Ob man auf eine Zentrierlehre verzichten kann, wenn man einen wirklich guten Zentrierständer hat, kann nicht wirklich sagen, denn ich habe nur einen Workman Pro, bei welchem eine Zentrierlehre meiner Meinung nach absolut erforderlich ist. Ich bin aber eigentlich sowieso davon überzeugt, daß man, wenn's um perfekte Laufräder geht, auf die Kontrolle mit einer Zentrierlehre nicht verzichten sollte.

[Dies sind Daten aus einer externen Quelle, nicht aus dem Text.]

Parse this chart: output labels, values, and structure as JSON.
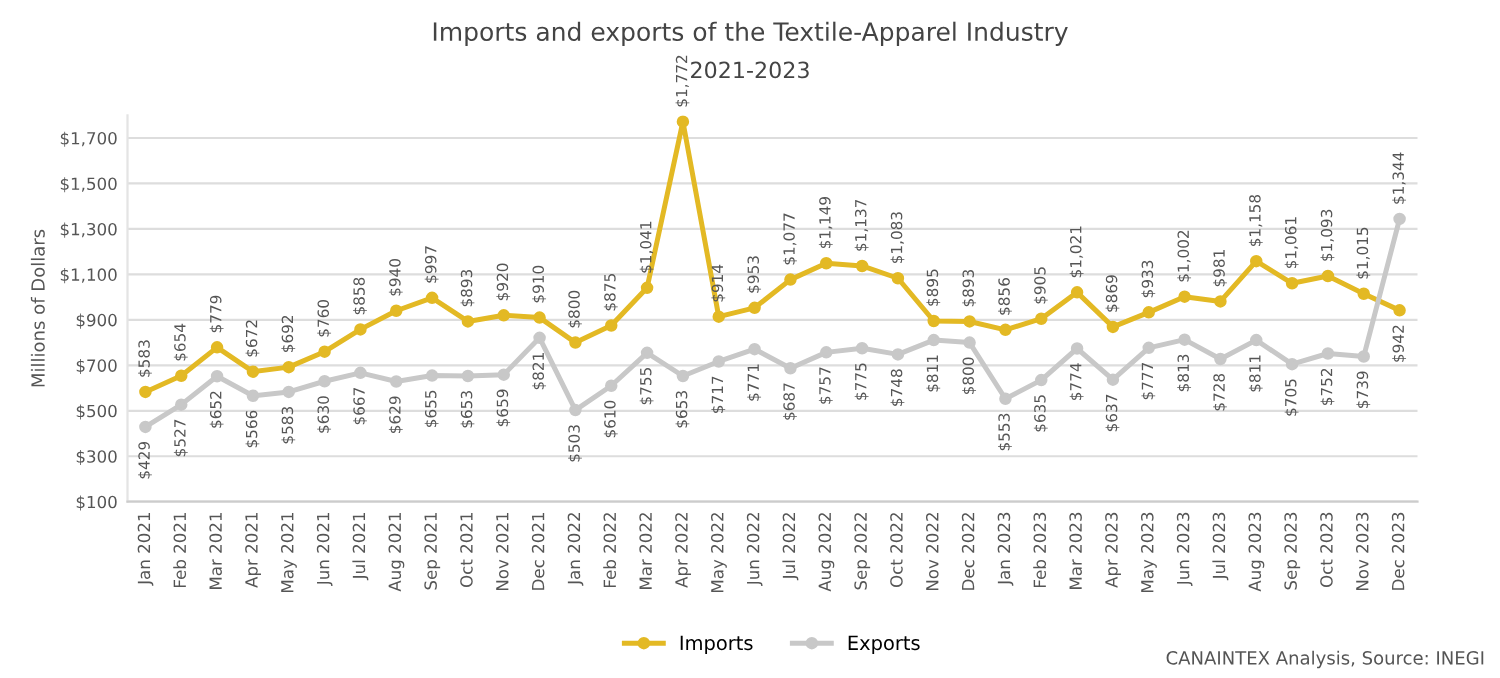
{
  "chart_data": {
    "type": "line",
    "title": "Imports and exports of the Textile-Apparel Industry",
    "subtitle": "2021-2023",
    "ylabel": "Millions of Dollars",
    "categories": [
      "Jan 2021",
      "Feb 2021",
      "Mar 2021",
      "Apr 2021",
      "May 2021",
      "Jun 2021",
      "Jul 2021",
      "Aug 2021",
      "Sep 2021",
      "Oct 2021",
      "Nov 2021",
      "Dec 2021",
      "Jan 2022",
      "Feb 2022",
      "Mar 2022",
      "Apr 2022",
      "May 2022",
      "Jun 2022",
      "Jul 2022",
      "Aug 2022",
      "Sep 2022",
      "Oct 2022",
      "Nov 2022",
      "Dec 2022",
      "Jan 2023",
      "Feb 2023",
      "Mar 2023",
      "Apr 2023",
      "May 2023",
      "Jun 2023",
      "Jul 2023",
      "Aug 2023",
      "Sep 2023",
      "Oct 2023",
      "Nov 2023",
      "Dec 2023"
    ],
    "series": [
      {
        "name": "Imports",
        "color": "#e3b924",
        "values": [
          583,
          654,
          779,
          672,
          692,
          760,
          858,
          940,
          997,
          893,
          920,
          910,
          800,
          875,
          1041,
          1772,
          914,
          953,
          1077,
          1149,
          1137,
          1083,
          895,
          893,
          856,
          905,
          1021,
          869,
          933,
          1002,
          981,
          1158,
          1061,
          1093,
          1015,
          942
        ],
        "value_labels": [
          "$583",
          "$654",
          "$779",
          "$672",
          "$692",
          "$760",
          "$858",
          "$940",
          "$997",
          "$893",
          "$920",
          "$910",
          "$800",
          "$875",
          "$1,041",
          "$1,772",
          "$914",
          "$953",
          "$1,077",
          "$1,149",
          "$1,137",
          "$1,083",
          "$895",
          "$893",
          "$856",
          "$905",
          "$1,021",
          "$869",
          "$933",
          "$1,002",
          "$981",
          "$1,158",
          "$1,061",
          "$1,093",
          "$1,015",
          "$942"
        ]
      },
      {
        "name": "Exports",
        "color": "#c8c8c8",
        "values": [
          429,
          527,
          652,
          566,
          583,
          630,
          667,
          629,
          655,
          653,
          659,
          821,
          503,
          610,
          755,
          653,
          717,
          771,
          687,
          757,
          775,
          748,
          811,
          800,
          553,
          635,
          774,
          637,
          777,
          813,
          728,
          811,
          705,
          752,
          739,
          1344
        ],
        "value_labels": [
          "$429",
          "$527",
          "$652",
          "$566",
          "$583",
          "$630",
          "$667",
          "$629",
          "$655",
          "$653",
          "$659",
          "$821",
          "$503",
          "$610",
          "$755",
          "$653",
          "$717",
          "$771",
          "$687",
          "$757",
          "$775",
          "$748",
          "$811",
          "$800",
          "$553",
          "$635",
          "$774",
          "$637",
          "$777",
          "$813",
          "$728",
          "$811",
          "$705",
          "$752",
          "$739",
          "$1,344"
        ]
      }
    ],
    "ylim": [
      100,
      1800
    ],
    "yticks": [
      {
        "value": 100,
        "label": "$100"
      },
      {
        "value": 300,
        "label": "$300"
      },
      {
        "value": 500,
        "label": "$500"
      },
      {
        "value": 700,
        "label": "$700"
      },
      {
        "value": 900,
        "label": "$900"
      },
      {
        "value": 1100,
        "label": "$1,100"
      },
      {
        "value": 1300,
        "label": "$1,300"
      },
      {
        "value": 1500,
        "label": "$1,500"
      },
      {
        "value": 1700,
        "label": "$1,700"
      }
    ],
    "grid": "y",
    "legend": "bottom",
    "marker": "circle",
    "line_style": "solid",
    "annotations": [
      "CANAINTEX Analysis, Source: INEGI"
    ]
  }
}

Übrigens halte ich es für sehr wichtig, mit einer Zentrierlehre zu arbeiten, deren Aufsatzstück nicht am Ende der Hohlachse ansetzt, sondern an der auf jeder Nabenseite befindlichen End- bzw. Kontermutter. Setzt das Aufsatzstück an der Achse an, wie das beim
Park Tool WAG-3 der Fall ist, muß die Nabenachse tatsächlich mittig verbaut sein, was aber spätestens dann zweifelhaft ist, wenn die betreffende Nabe bereits einmal zerlegt wurde und sämtlich Muttern und Konen von der Achse abgeschraubt wurden. Bei Achsen, die nicht hohl sind, kann man eine solche Zentrierlehre überhaupt nicht ordentlich ansetzten.